プロローグ 〜S〜
チョキ チョキ チョキ チョキ チョキ チョキ
静かに、そして時計にも似た正確な音だけが、場を制している。
正確に作られた時計が一寸の狂いも無く動いているように、この音もまた、リズミカルに動いてる。
リズムは大事だ。
そう、リズム=法則。
観ている人には、ただの作業にしか思えないこの一連の流れには決まりがある。
この世の全てに法則が在り、決まりが有り、ルールが存在するように、これらの動作によって作られる物にも黄金律が存在する。
梳かしして、挟んで、切る。
やっている事はシンプルだが、シンプルだからこそ奥が深い。
この一連の流れを数回繰り返しているうちに、形のほとんどが完成する。
腰まで有った髪も気付けば、肩に当たるか当たらないくらいの長さまでに。
仕上がりのヘアスタイルは、本当に綺麗だ。
チョキ チョキ チョキ チョキチョキチョキ
三拍子にも似たリズミ。
僕はこのハサミが開閉する音が好きだ。
ハサミを握って髪を切っている時は、まるで指揮者のように演奏している気分になるし、髪を切り終えて喜んでもらえた時のあの笑顔は今でも好きだ。

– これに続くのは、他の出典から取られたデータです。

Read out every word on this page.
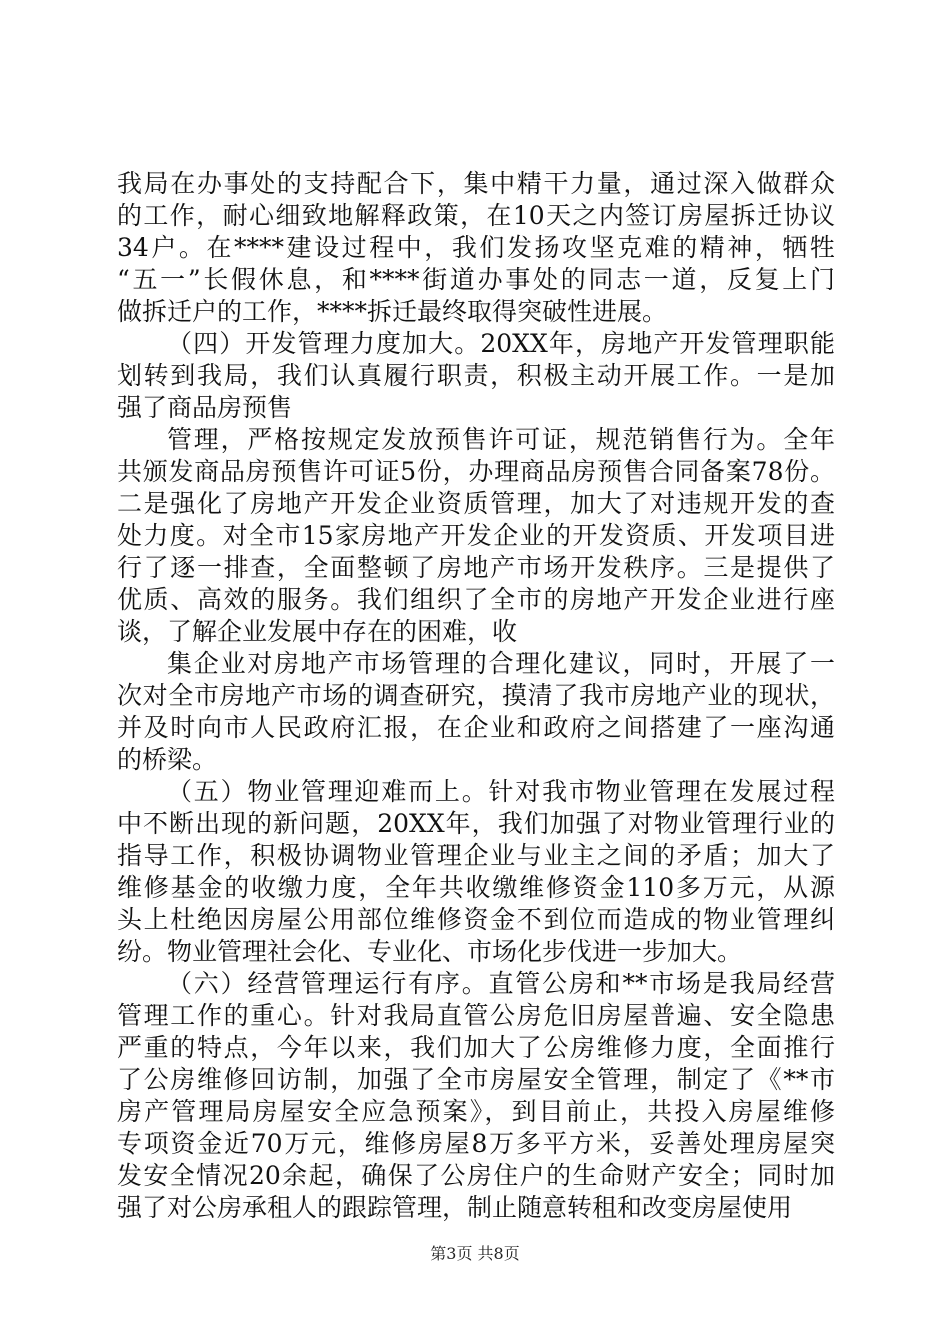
我局在办事处的支持配合下，集中精干力量，通过深入做群众
的工作，耐心细致地解释政策，在10天之内签订房屋拆迁协议
34户。在****建设过程中，我们发扬攻坚克难的精神，牺牲
“五一”长假休息，和****街道办事处的同志一道，反复上门
做拆迁户的工作，****拆迁最终取得突破性进展。
（四）开发管理力度加大。20XX年，房地产开发管理职能
划转到我局，我们认真履行职责，积极主动开展工作。一是加
强了商品房预售
管理，严格按规定发放预售许可证，规范销售行为。全年
共颁发商品房预售许可证5份，办理商品房预售合同备案78份。
二是强化了房地产开发企业资质管理，加大了对违规开发的查
处力度。对全市15家房地产开发企业的开发资质、开发项目进
行了逐一排查，全面整顿了房地产市场开发秩序。三是提供了
优质、高效的服务。我们组织了全市的房地产开发企业进行座
谈，了解企业发展中存在的困难，收
集企业对房地产市场管理的合理化建议，同时，开展了一
次对全市房地产市场的调查研究，摸清了我市房地产业的现状，
并及时向市人民政府汇报，在企业和政府之间搭建了一座沟通
的桥梁。
（五）物业管理迎难而上。针对我市物业管理在发展过程
中不断出现的新问题，20XX年，我们加强了对物业管理行业的
指导工作，积极协调物业管理企业与业主之间的矛盾；加大了
维修基金的收缴力度，全年共收缴维修资金110多万元，从源
头上杜绝因房屋公用部位维修资金不到位而造成的物业管理纠
纷。物业管理社会化、专业化、市场化步伐进一步加大。
（六）经营管理运行有序。直管公房和**市场是我局经营
管理工作的重心。针对我局直管公房危旧房屋普遍、安全隐患
严重的特点，今年以来，我们加大了公房维修力度，全面推行
了公房维修回访制，加强了全市房屋安全管理，制定了《**市
房产管理局房屋安全应急预案》，到目前止，共投入房屋维修
专项资金近70万元，维修房屋8万多平方米，妥善处理房屋突
发安全情况20余起，确保了公房住户的生命财产安全；同时加
强了对公房承租人的跟踪管理，制止随意转租和改变房屋使用
第3页 共8页
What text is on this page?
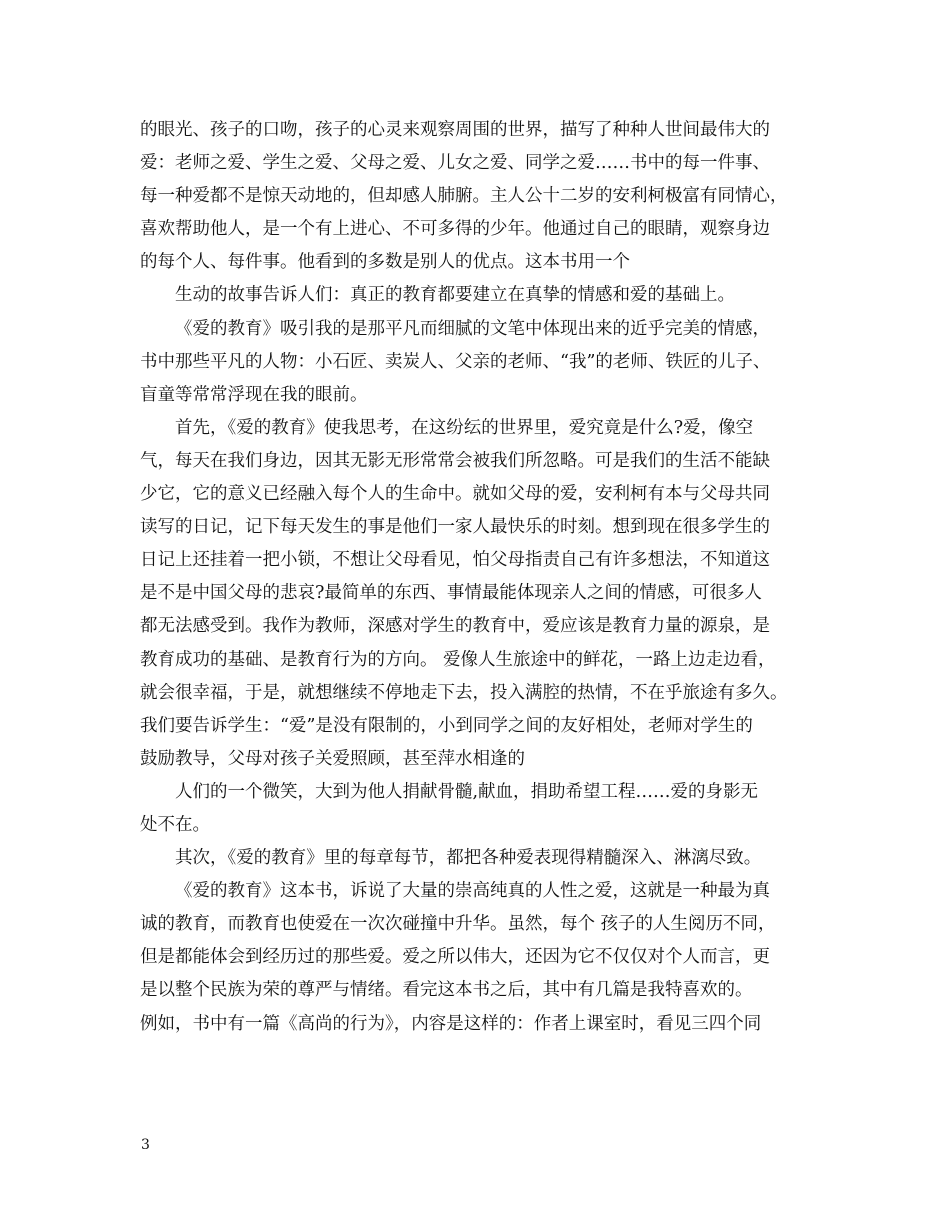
的眼光、孩子的口吻，孩子的心灵来观察周围的世界，描写了种种人世间最伟大的
爱：老师之爱、学生之爱、父母之爱、儿女之爱、同学之爱……书中的每一件事、
每一种爱都不是惊天动地的，但却感人肺腑。主人公十二岁的安利柯极富有同情心，
喜欢帮助他人，是一个有上进心、不可多得的少年。他通过自己的眼睛，观察身边
的每个人、每件事。他看到的多数是别人的优点。这本书用一个
生动的故事告诉人们：真正的教育都要建立在真挚的情感和爱的基础上。
《爱的教育》吸引我的是那平凡而细腻的文笔中体现出来的近乎完美的情感，
书中那些平凡的人物：小石匠、卖炭人、父亲的老师、“我”的老师、铁匠的儿子、
盲童等常常浮现在我的眼前。
首先，《爱的教育》使我思考，在这纷纭的世界里，爱究竟是什么?爱，像空
气，每天在我们身边，因其无影无形常常会被我们所忽略。可是我们的生活不能缺
少它，它的意义已经融入每个人的生命中。就如父母的爱，安利柯有本与父母共同
读写的日记，记下每天发生的事是他们一家人最快乐的时刻。想到现在很多学生的
日记上还挂着一把小锁，不想让父母看见，怕父母指责自己有许多想法，不知道这
是不是中国父母的悲哀?最简单的东西、事情最能体现亲人之间的情感，可很多人
都无法感受到。我作为教师，深感对学生的教育中，爱应该是教育力量的源泉，是
教育成功的基础、是教育行为的方向。 爱像人生旅途中的鲜花，一路上边走边看，
就会很幸福，于是，就想继续不停地走下去，投入满腔的热情，不在乎旅途有多久。
我们要告诉学生：“爱”是没有限制的，小到同学之间的友好相处，老师对学生的
鼓励教导，父母对孩子关爱照顾，甚至萍水相逢的
人们的一个微笑，大到为他人捐献骨髓,献血，捐助希望工程……爱的身影无
处不在。
其次，《爱的教育》里的每章每节，都把各种爱表现得精髓深入、淋漓尽致。
《爱的教育》这本书，诉说了大量的崇高纯真的人性之爱，这就是一种最为真
诚的教育，而教育也使爱在一次次碰撞中升华。虽然，每个 孩子的人生阅历不同，
但是都能体会到经历过的那些爱。爱之所以伟大，还因为它不仅仅对个人而言，更
是以整个民族为荣的尊严与情绪。看完这本书之后，其中有几篇是我特喜欢的。
例如，书中有一篇《高尚的行为》，内容是这样的：作者上课室时，看见三四个同
3
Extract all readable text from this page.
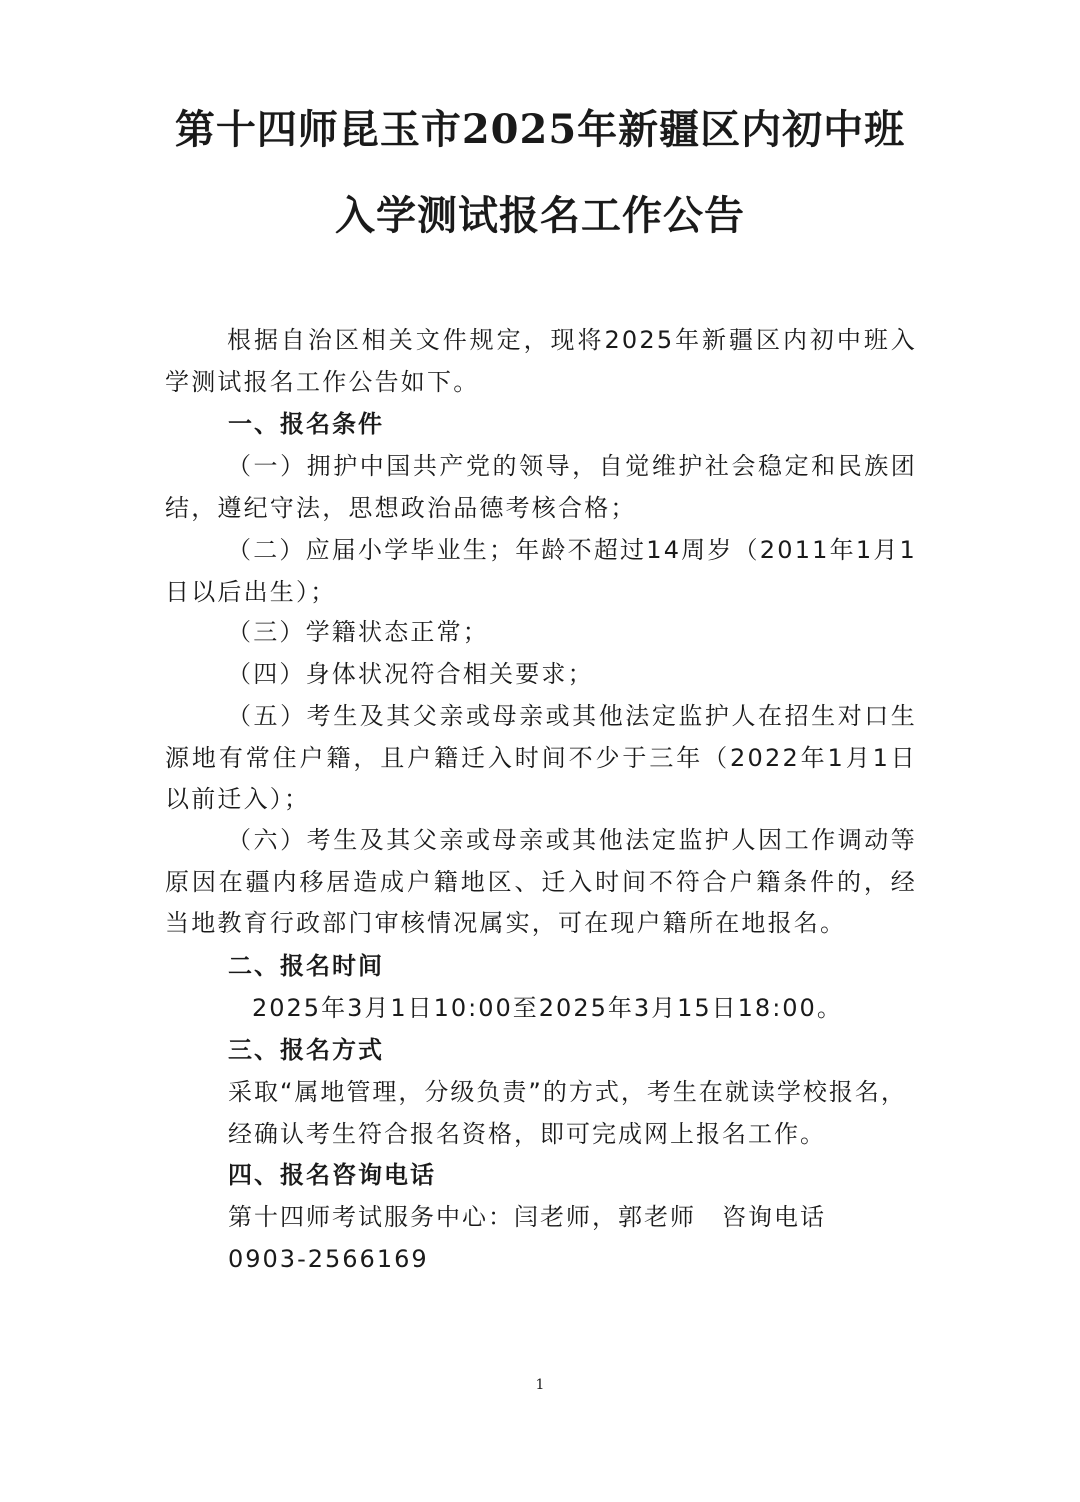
第十四师昆玉市2025年新疆区内初中班
入学测试报名工作公告
根据自治区相关文件规定，现将2025年新疆区内初中班入学测试报名工作公告如下。
一、报名条件
（一）拥护中国共产党的领导，自觉维护社会稳定和民族团结，遵纪守法，思想政治品德考核合格；
（二）应届小学毕业生；年龄不超过14周岁（2011年1月1日以后出生）；
（三）学籍状态正常；
（四）身体状况符合相关要求；
（五）考生及其父亲或母亲或其他法定监护人在招生对口生源地有常住户籍，且户籍迁入时间不少于三年（2022年1月1日以前迁入）；
（六）考生及其父亲或母亲或其他法定监护人因工作调动等原因在疆内移居造成户籍地区、迁入时间不符合户籍条件的，经当地教育行政部门审核情况属实，可在现户籍所在地报名。
二、报名时间
2025年3月1日10:00至2025年3月15日18:00。
三、报名方式
采取“属地管理，分级负责”的方式，考生在就读学校报名，
经确认考生符合报名资格，即可完成网上报名工作。
四、报名咨询电话
第十四师考试服务中心：闫老师，郭老师 咨询电话
0903-2566169
1
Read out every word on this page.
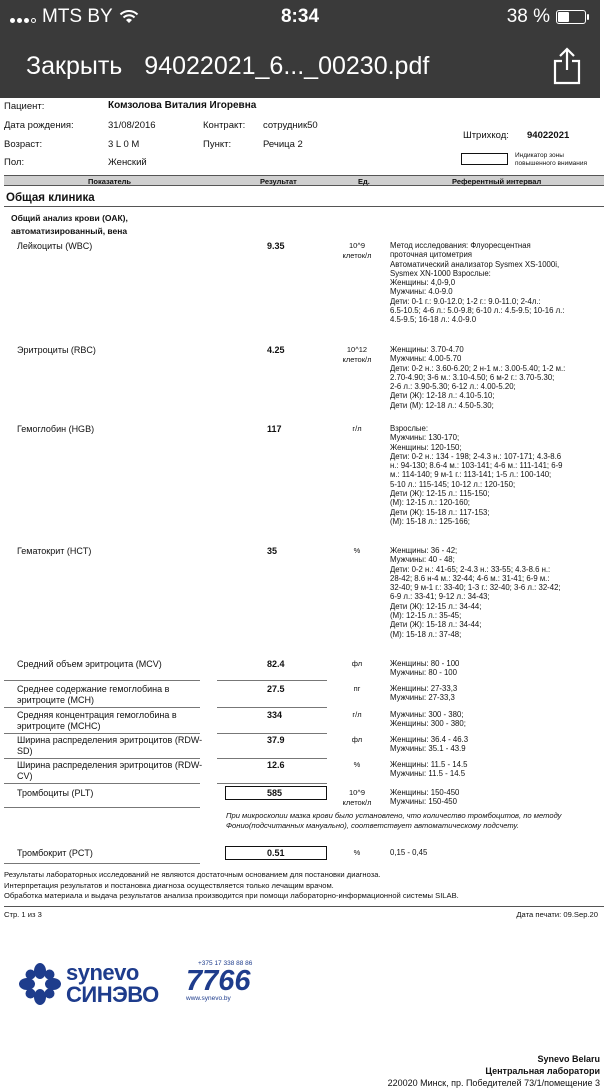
MTS BY	8:34	38 %
Закрыть 94022021_6..._00230.pdf
Пациент:	Комзолова Виталия Игоревна
Дата рождения:	31/08/2016	Контракт: сотрудник50
Возраст:	3 L 0 M	Пункт:	Речица 2
Пол:	Женский
Штрихкод: 94022021
Индикатор зоны повышенного внимания
Показатель	Результат	Ед.	Референтный интервал
Общая клиника
Общий анализ крови (ОАК), автоматизированный, вена
Лейкоциты (WBC)	9.35	10^9 клеток/л
Метод исследования: Флуоресцентная
проточная цитометрия
Автоматический анализатор Sysmex XS-1000i,
Sysmex XN-1000 Взрослые:
Женщины: 4,0-9,0
Мужчины: 4.0-9.0
Дети: 0-1 г.: 9.0-12.0; 1-2 г.: 9.0-11.0; 2-4л.:
6.5-10.5; 4-6 л.: 5.0-9.8; 6-10 л.: 4.5-9.5; 10-16 л.:
4.5-9.5; 16-18 л.: 4.0-9.0
Эритроциты (RBC)	4.25	10^12 клеток/л
Женщины: 3.70-4.70
Мужчины: 4.00-5.70
Дети: 0-2 н.: 3.60-6.20; 2 н-1 м.: 3.00-5.40; 1-2 м.:
2.70-4.90; 3-6 м.: 3.10-4.50; 6 м-2 г.: 3.70-5.30;
2-6 л.: 3.90-5.30; 6-12 л.: 4.00-5.20;
Дети (Ж): 12-18 л.: 4.10-5.10;
Дети (М): 12-18 л.: 4.50-5.30;
Гемоглобин (HGB)	117	г/л	Взрослые:
Мужчины: 130-170;
Женщины: 120-150;
Дети: 0-2 н.: 134 - 198; 2-4.3 н.: 107-171; 4.3-8.6
н.: 94-130; 8.6-4 м.: 103-141; 4-6 м.: 111-141; 6-9
м.: 114-140; 9 м-1 г.: 113-141; 1-5 л.: 100-140;
5-10 л.: 115-145; 10-12 л.: 120-150;
Дети (Ж): 12-15 л.: 115-150;
(М): 12-15 л.: 120-160;
Дети (Ж): 15-18 л.: 117-153;
(М): 15-18 л.: 125-166;
Гематокрит (HCT)	35	%	Женщины: 36 - 42;
Мужчины: 40 - 48;
Дети: 0-2 н.: 41-65; 2-4.3 н.: 33-55; 4.3-8.6 н.:
28-42; 8.6 н-4 м.: 32-44; 4-6 м.: 31-41; 6-9 м.:
32-40; 9 м-1 г.: 33-40; 1-3 г.: 32-40; 3-6 л.: 32-42;
6-9 л.: 33-41; 9-12 л.: 34-43;
Дети (Ж): 12-15 л.: 34-44;
(М): 12-15 л.: 35-45;
Дети (Ж): 15-18 л.: 34-44;
(М): 15-18 л.: 37-48;
Средний объем эритроцита (MCV)	82.4	фл	Женщины: 80 - 100
Мужчины: 80 - 100
Среднее содержание гемоглобина в эритроците (MCH)
27.5	пг	Женщины: 27-33,3
Мужчины: 27-33,3
Средняя концентрация гемоглобина в эритроците (MCHC)
334	г/л	Мужчины: 300 - 380;
Женщины: 300 - 380;
Ширина распределения эритроцитов (RDW-SD)
37.9	фл	Женщины: 36.4 - 46.3
Мужчины: 35.1 - 43.9
Ширина распределения эритроцитов (RDW-CV)
12.6	%	Женщины: 11.5 - 14.5
Мужчины: 11.5 - 14.5
Тромбоциты (PLT)	585	10^9 клеток/л
Женщины: 150-450
Мужчины: 150-450
При микроскопии мазка крови было установлено, что количество тромбоцитов, по методу Фонио(подсчитанных мануально), соответствует автоматическому подсчету.
Тромбокрит (PCT)	0.51	%	0,15 - 0,45
Результаты лабораторных исследований не являются достаточным основанием для постановки диагноза.
Интерпретация результатов и постановка диагноза осуществляется только лечащим врачом.
Обработка материала и выдача результатов анализа производится при помощи лабораторно-информационной системы SILAB.
Стр. 1 из 3	Дата печати: 09.Sep.20
synevo
СИНЭВО
+375 17 338 88 86
7766
www.synevo.by
Synevo Belaru
Центральная лаборатори
220020 Минск, пр. Победителей 73/1/помещение 3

だからこそ、また君の髪を切っている時に想い……そして思い出す。
櫛を通して分かる滑らかな髪の質感、何気ない会話、開閉音、クラスの事や仕事の愚痴を言って怒る君・笑う君。
全てがあの時の君を構成するパーツ。
人にはそれぞれ、自分の人生の意味や生きる意味を感じる瞬間があると思うが、多分僕にはこの瞬間がそれだと思う。
この瞬間が……
僕の生きる意味なら……
僕はいつだって君の髪を切るよ。
きっとこんな事を言うと君は「ウザい〜」って笑いながら言うよね?
天真爛漫な君。
怒ると誰と構わず噛み付く君。
泣く時は所構わず子供の様に泣く君。
ツンデレな時の君。
ツンドラな時の君。
そんな君に恋をしてしまったんだと、今なら想う。
特に君の「分かんない〜」って言ったあとにする、その小さな口をぷっくら膨らます顔が好きだ。
君はいつもしていないと否定はするけど、無自覚にいっぱいしてるよ?
僕は前の仕事柄、細かく相手を観察している。
どんな仕事もまずは真似る事から。
真似るには、相手を観察する事。
観察していると観えてくる相手の細かい仕草・表情・癖。
これらを覚え・真似て練習する事が一つの技術取得に繋がるのだが、今ではその観察から得た各学生達の仕草・表情・癖がモノマネになり、一つのネタになってる。